Nikhil Ravindra Akki
GreyAtom
Published in
3 min readJun 3, 2017

--

Before we go to the problem statement lets just agree on a few things — All of us have used MS Excel at some point or the other. It is relatively easy to use and it packs a lot of features. Excel can be used to do a lot of things, it is a great tool and has been developed for decades. To this day many people (including myself), businesses big or small use it quite extensively.

However, there are a few things which I have found to be easier to do with Pandas when compared with Excel. These tasks could have been achieved with Excel, but I choose Pandas as an experiment.

Reasons for choosing Pandas over Excel -

1. Love for Python in general :-)

2. Automation with a just few lines of code.

3. To learn Pandas framework

Problem statement & Solutions –

1. Multiple files with Student information (Over 1,00,000 records / rows per excel sheet ~20mb file or ~28mb CSV file)

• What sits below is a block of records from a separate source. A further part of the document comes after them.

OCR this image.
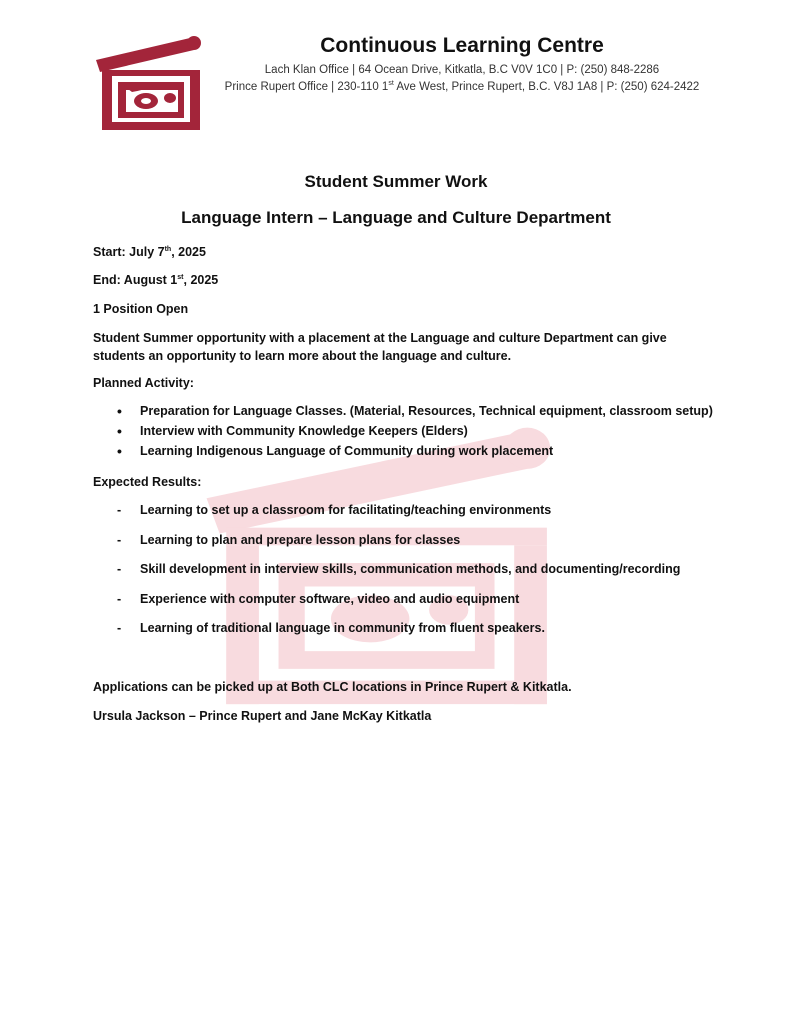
Continuous Learning Centre
Lach Klan Office | 64 Ocean Drive, Kitkatla, B.C V0V 1C0 | P: (250) 848-2286
Prince Rupert Office | 230-110 1st Ave West, Prince Rupert, B.C. V8J 1A8 | P: (250) 624-2422
Student Summer Work
Language Intern – Language and Culture Department
Start: July 7th, 2025
End: August 1st, 2025
1 Position Open
Student Summer opportunity with a placement at the Language and culture Department can give students an opportunity to learn more about the language and culture.
Planned Activity:
• Preparation for Language Classes. (Material, Resources, Technical equipment, classroom setup)
• Interview with Community Knowledge Keepers (Elders)
• Learning Indigenous Language of Community during work placement
Expected Results:
- Learning to set up a classroom for facilitating/teaching environments
- Learning to plan and prepare lesson plans for classes
- Skill development in interview skills, communication methods, and documenting/recording
- Experience with computer software, video and audio equipment
- Learning of traditional language in community from fluent speakers.
Applications can be picked up at Both CLC locations in Prince Rupert & Kitkatla.
Ursula Jackson – Prince Rupert and Jane McKay Kitkatla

a. Excel has an excellent graphical user interface but this becomes a pain even with a small 20–28mb file. I tried to work on a Core i5 Desktop with 8 GB ram and on a Core i5 MacBook, after a few minutes, Excel would simply crash.

2. Sorting data based on various criteria (ex — score/percentile, pin code etc.)

a. This was one of the key reasons why I choose Pandas -I do not know how would one separate records based on column values in Excel (maybe vlookup or hlookup, if you know how to do this, please let me know in the comments section below).

def pincode_split(pincodes, df):
frames = []
for pin in pincodes:
frames.append(df[df['PINCODE']==pin])
new_df = pd.concat(frames)
return new_df

def score_cet(df, lower, upper):
newdf = df[df['PERCENTILE']<=cf1]
newdf = newdf[newdf['PERCENTILE']>=cf2]
return newdf​
pincode_split and score_cet are two simple functions which takes multiple arguments, they are used to check certain
conditions on specific column fields. Both functions return a Data-frame at the end.

3. Removing duplicate data

a. This is one of the easiest tasks to do in Pandas, just one line of code! and no, I’m not kidding it is true

df.drop_duplicates(subset=[column names])

This command will remove all the duplicates from the dataset by checking duplicate values in column fields passed in the subset argument.

4. Realign order of columns along with row data

a. Again, this is achieved quite effortlessly thanks to pandas framework as it does all the heavy lifting for you.

New_df = df[df[‘Name’,’Email’,’Score’,’Contactno’]]

This code creates a new_df with column fields selected in block [ ] quotes.

5. Saving / creating sorted CSV file –

a. Saving excel file with so many rows and columns has be very slow for me. However, with Pandas it took 1/10th of the time taken by Excel to save the same file on same hardware configuration.

df.to_csv('new.csv')

I have been learning Python for a quite a few months now and I keep learning new things every day. I highly recommend to those who want to get into Data Science, try using Pandas for Data Munging & Analysis as much as possible. It has been a fun yet intense ride learning Python & Pandas.

--

--